Topline
The Supreme Court ruled Monday to let two state gun control laws remain in place, as the 6-3 conservative court declined to take up challenges to Maryland’s assault weapons ban and Rhode Island’s ban on high-capacity magazines.
Gun control supporters protest outside the US Supreme Court on December 2, 2019.
Justices declined to take up two gases that could have expanded gun rights, including Maryland’s ban on all “assault weapons”—including popular semiautomatic weapons like the AR-15—and Rhode Island’s ban on gun owners possessing magazines that contain more than 10 rounds of ammunition.

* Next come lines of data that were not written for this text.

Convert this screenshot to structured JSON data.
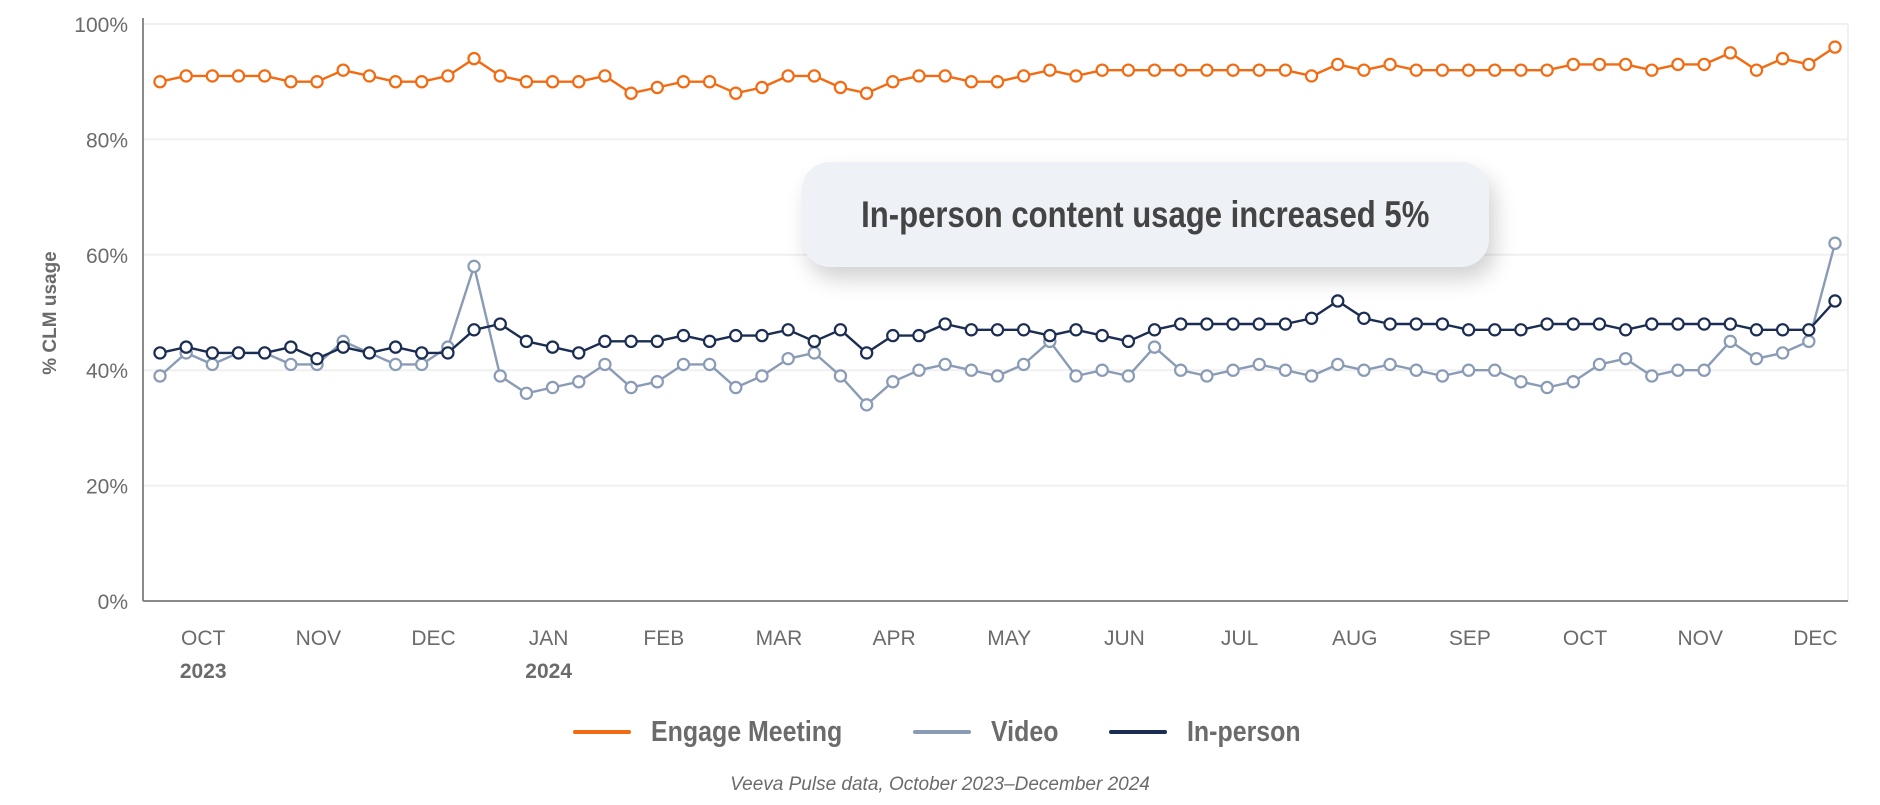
{
  "chart_data": {
    "type": "line",
    "title": "",
    "xlabel": "",
    "ylabel": "% CLM usage",
    "ylim": [
      0,
      100
    ],
    "y_ticks": [
      "0%",
      "20%",
      "40%",
      "60%",
      "80%",
      "100%"
    ],
    "y_tick_values": [
      0,
      20,
      40,
      60,
      80,
      100
    ],
    "grid": true,
    "legend_position": "bottom",
    "x_ticks": [
      {
        "label": "OCT",
        "year": "2023"
      },
      {
        "label": "NOV",
        "year": ""
      },
      {
        "label": "DEC",
        "year": ""
      },
      {
        "label": "JAN",
        "year": "2024"
      },
      {
        "label": "FEB",
        "year": ""
      },
      {
        "label": "MAR",
        "year": ""
      },
      {
        "label": "APR",
        "year": ""
      },
      {
        "label": "MAY",
        "year": ""
      },
      {
        "label": "JUN",
        "year": ""
      },
      {
        "label": "JUL",
        "year": ""
      },
      {
        "label": "AUG",
        "year": ""
      },
      {
        "label": "SEP",
        "year": ""
      },
      {
        "label": "OCT",
        "year": ""
      },
      {
        "label": "NOV",
        "year": ""
      },
      {
        "label": "DEC",
        "year": ""
      }
    ],
    "x_frequency": "weekly",
    "series": [
      {
        "name": "Engage Meeting",
        "color": "#f26b12",
        "values": [
          90,
          91,
          91,
          91,
          91,
          90,
          90,
          92,
          91,
          90,
          90,
          91,
          94,
          91,
          90,
          90,
          90,
          91,
          88,
          89,
          90,
          90,
          88,
          89,
          91,
          91,
          89,
          88,
          90,
          91,
          91,
          90,
          90,
          91,
          92,
          91,
          92,
          92,
          92,
          92,
          92,
          92,
          92,
          92,
          91,
          93,
          92,
          93,
          92,
          92,
          92,
          92,
          92,
          92,
          93,
          93,
          93,
          92,
          93,
          93,
          95,
          92,
          94,
          93,
          96
        ]
      },
      {
        "name": "Video",
        "color": "#8a9bb6",
        "values": [
          39,
          43,
          41,
          43,
          43,
          41,
          41,
          45,
          43,
          41,
          41,
          44,
          58,
          39,
          36,
          37,
          38,
          41,
          37,
          38,
          41,
          41,
          37,
          39,
          42,
          43,
          39,
          34,
          38,
          40,
          41,
          40,
          39,
          41,
          45,
          39,
          40,
          39,
          44,
          40,
          39,
          40,
          41,
          40,
          39,
          41,
          40,
          41,
          40,
          39,
          40,
          40,
          38,
          37,
          38,
          41,
          42,
          39,
          40,
          40,
          45,
          42,
          43,
          45,
          62
        ]
      },
      {
        "name": "In-person",
        "color": "#1b2d52",
        "values": [
          43,
          44,
          43,
          43,
          43,
          44,
          42,
          44,
          43,
          44,
          43,
          43,
          47,
          48,
          45,
          44,
          43,
          45,
          45,
          45,
          46,
          45,
          46,
          46,
          47,
          45,
          47,
          43,
          46,
          46,
          48,
          47,
          47,
          47,
          46,
          47,
          46,
          45,
          47,
          48,
          48,
          48,
          48,
          48,
          49,
          52,
          49,
          48,
          48,
          48,
          47,
          47,
          47,
          48,
          48,
          48,
          47,
          48,
          48,
          48,
          48,
          47,
          47,
          47,
          52
        ]
      }
    ],
    "annotation": "In-person content usage increased 5%",
    "source": "Veeva Pulse data, October 2023–December 2024"
  }
}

The decisions mean that both laws will stay in place, but it’s still possible the court could decide to take up challenges to those laws or other similar state gun control laws in the future.
Justices ruled 6-3 against taking up both cases, with the court noting that Justices Clarence Thomas, Samuel Alito and Neil Gorsuch would have taken up both cases.

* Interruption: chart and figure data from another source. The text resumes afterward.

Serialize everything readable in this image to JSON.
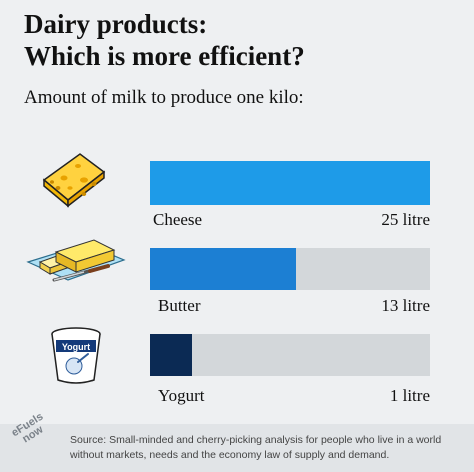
{
  "title_line1": "Dairy products:",
  "title_line2": "Which is more efficient?",
  "subtitle": "Amount of milk to produce one kilo:",
  "chart_data": {
    "type": "bar",
    "orientation": "horizontal",
    "categories": [
      "Cheese",
      "Butter",
      "Yogurt"
    ],
    "values": [
      25,
      13,
      1
    ],
    "value_labels": [
      "25 litre",
      "13 litre",
      "1 litre"
    ],
    "xlim": [
      0,
      25
    ],
    "colors": [
      "#1e9be8",
      "#1c7fd3",
      "#0b2a54"
    ],
    "track_color": "#d3d7da",
    "grid": false
  },
  "icons": [
    "cheese-icon",
    "butter-icon",
    "yogurt-icon"
  ],
  "yogurt_cup_label": "Yogurt",
  "logo_line1": "eFuels",
  "logo_line2": "now",
  "source": "Source: Small-minded and cherry-picking analysis for people who live in a world without markets, needs and the economy law of supply and demand."
}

While the court’s majority didn’t explain their decisions to reject the cases, Thomas issued a dissent opposing the court’s decision not to take up Maryland’s assault weapons ban, calling the appeals court’s decision to uphold the ban “dubious” and saying he “cannot see how AR-15s fall outside the Second Amendment’s protections.”
Justice Brett Kavanaugh also issued an opinion in the case, saying that while he respects the court’s decision not to weigh in on Maryland’s assault weapons ban, he thought the appeals court’s ruling was “questionable” and wrote that the court’s decision not to take it up “does not mean that the Court agrees with a lower-court decision or that the issue is not worthy of review.”

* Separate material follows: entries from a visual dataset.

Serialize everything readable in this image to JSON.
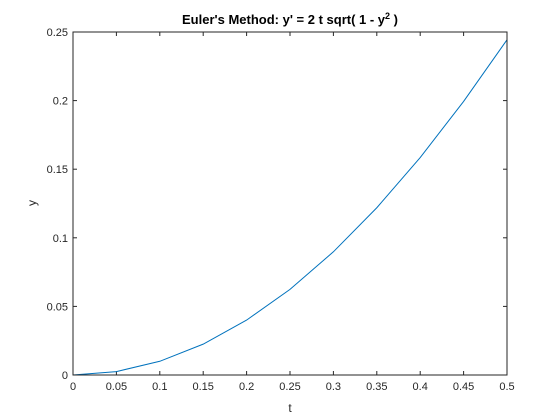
{
  "chart_data": {
    "type": "line",
    "title": "Euler's Method: y' = 2 t sqrt( 1 - y",
    "title_superscript": "2",
    "title_suffix": " )",
    "xlabel": "t",
    "ylabel": "y",
    "xlim": [
      0,
      0.5
    ],
    "ylim": [
      0,
      0.25
    ],
    "xticks": [
      0,
      0.05,
      0.1,
      0.15,
      0.2,
      0.25,
      0.3,
      0.35,
      0.4,
      0.45,
      0.5
    ],
    "xtick_labels": [
      "0",
      "0.05",
      "0.1",
      "0.15",
      "0.2",
      "0.25",
      "0.3",
      "0.35",
      "0.4",
      "0.45",
      "0.5"
    ],
    "yticks": [
      0,
      0.05,
      0.1,
      0.15,
      0.2,
      0.25
    ],
    "ytick_labels": [
      "0",
      "0.05",
      "0.1",
      "0.15",
      "0.2",
      "0.25"
    ],
    "grid": false,
    "box": true,
    "series": [
      {
        "color": "#0072BD",
        "x": [
          0,
          0.05,
          0.1,
          0.15,
          0.2,
          0.25,
          0.3,
          0.35,
          0.4,
          0.45,
          0.5
        ],
        "y": [
          0,
          0.0025,
          0.01,
          0.0225,
          0.04,
          0.0624,
          0.0898,
          0.1219,
          0.1585,
          0.1994,
          0.2443
        ]
      }
    ]
  }
}
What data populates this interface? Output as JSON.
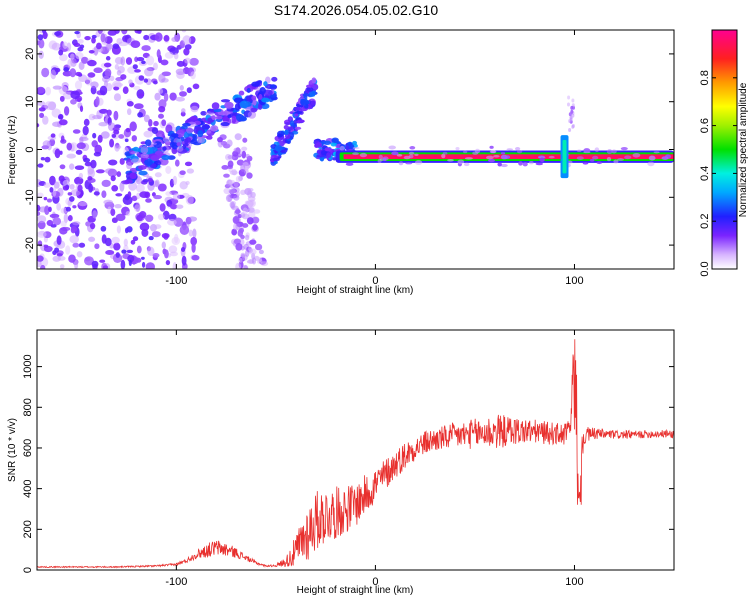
{
  "title": "S174.2026.054.05.02.G10",
  "chart_data": [
    {
      "type": "heatmap",
      "name": "spectrogram",
      "xlabel": "Height of straight line (km)",
      "ylabel": "Frequency (Hz)",
      "xlim": [
        -170,
        150
      ],
      "ylim": [
        -25,
        25
      ],
      "xticks": [
        -100,
        0,
        100
      ],
      "yticks": [
        -20,
        -10,
        0,
        10,
        20
      ],
      "colorbar": {
        "label": "Normalized spectral amplitude",
        "range": [
          0,
          1
        ],
        "ticks": [
          "0.0",
          "0.2",
          "0.4",
          "0.6",
          "0.8"
        ]
      },
      "features": [
        {
          "description": "strong carrier line",
          "x_range": [
            -20,
            150
          ],
          "frequency": -1.5,
          "amplitude": 0.95
        },
        {
          "description": "diagonal band",
          "x_range": [
            -120,
            -50
          ],
          "frequency_range": [
            -4,
            12
          ],
          "amplitude": 0.3
        },
        {
          "description": "diagonal band 2",
          "x_range": [
            -50,
            -30
          ],
          "frequency_range": [
            -2,
            12
          ],
          "amplitude": 0.3
        },
        {
          "description": "spike near 95 km",
          "x": 95,
          "frequency_range": [
            -6,
            3
          ],
          "amplitude": 0.4
        },
        {
          "description": "scattered noise",
          "x_range": [
            -170,
            -100
          ],
          "frequency_range": [
            -25,
            25
          ],
          "amplitude": 0.1
        }
      ]
    },
    {
      "type": "line",
      "name": "snr",
      "xlabel": "Height of straight line (km)",
      "ylabel": "SNR (10 * v/v)",
      "xlim": [
        -170,
        150
      ],
      "ylim": [
        0,
        1180
      ],
      "xticks": [
        -100,
        0,
        100
      ],
      "yticks": [
        0,
        200,
        400,
        600,
        800,
        1000
      ],
      "color": "#e8302e",
      "series": [
        {
          "name": "SNR",
          "x": [
            -170,
            -150,
            -130,
            -110,
            -100,
            -95,
            -90,
            -85,
            -80,
            -75,
            -70,
            -65,
            -60,
            -55,
            -50,
            -45,
            -40,
            -35,
            -30,
            -25,
            -20,
            -15,
            -10,
            -5,
            0,
            5,
            10,
            15,
            20,
            25,
            30,
            40,
            50,
            60,
            70,
            80,
            90,
            95,
            98,
            100,
            102,
            105,
            110,
            120,
            130,
            140,
            150
          ],
          "values": [
            15,
            15,
            15,
            20,
            28,
            45,
            75,
            95,
            110,
            100,
            85,
            60,
            35,
            20,
            22,
            40,
            90,
            170,
            240,
            270,
            280,
            300,
            320,
            370,
            420,
            470,
            520,
            565,
            600,
            625,
            640,
            660,
            670,
            680,
            685,
            680,
            670,
            665,
            700,
            880,
            500,
            660,
            670,
            665,
            665,
            670,
            668
          ],
          "noise": [
            3,
            3,
            3,
            4,
            6,
            10,
            20,
            35,
            40,
            35,
            25,
            15,
            8,
            4,
            6,
            25,
            80,
            140,
            150,
            140,
            130,
            120,
            110,
            100,
            90,
            80,
            70,
            70,
            60,
            60,
            60,
            65,
            75,
            90,
            70,
            60,
            55,
            55,
            60,
            90,
            80,
            45,
            30,
            22,
            20,
            20,
            20
          ]
        }
      ]
    }
  ]
}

Kavanaugh predicted Monday the court will soon consider the question of whether assault weapons bans are unconstitutional, even though they decided not to take up the Maryland case. “Additional petitions ... will likely be before this Court shortly and, in my view, this Court should and presumably will address the AR–15 issue soon, in the next Term or two,” the justice wrote.
“I would not wait to decide whether the government can ban the most popular rifle in America,” Thomas wrote in his dissent against the court rejecting the Maryland case, arguing the question of whether the firearms are legal “is of critical importance to tens of millions of law-abiding AR–15 owners throughout the country.” “Until we are vigilant in enforcing it, the right to bear arms will remain ‘a second-class right,’” the justice claimed.
This story is breaking and will be updated.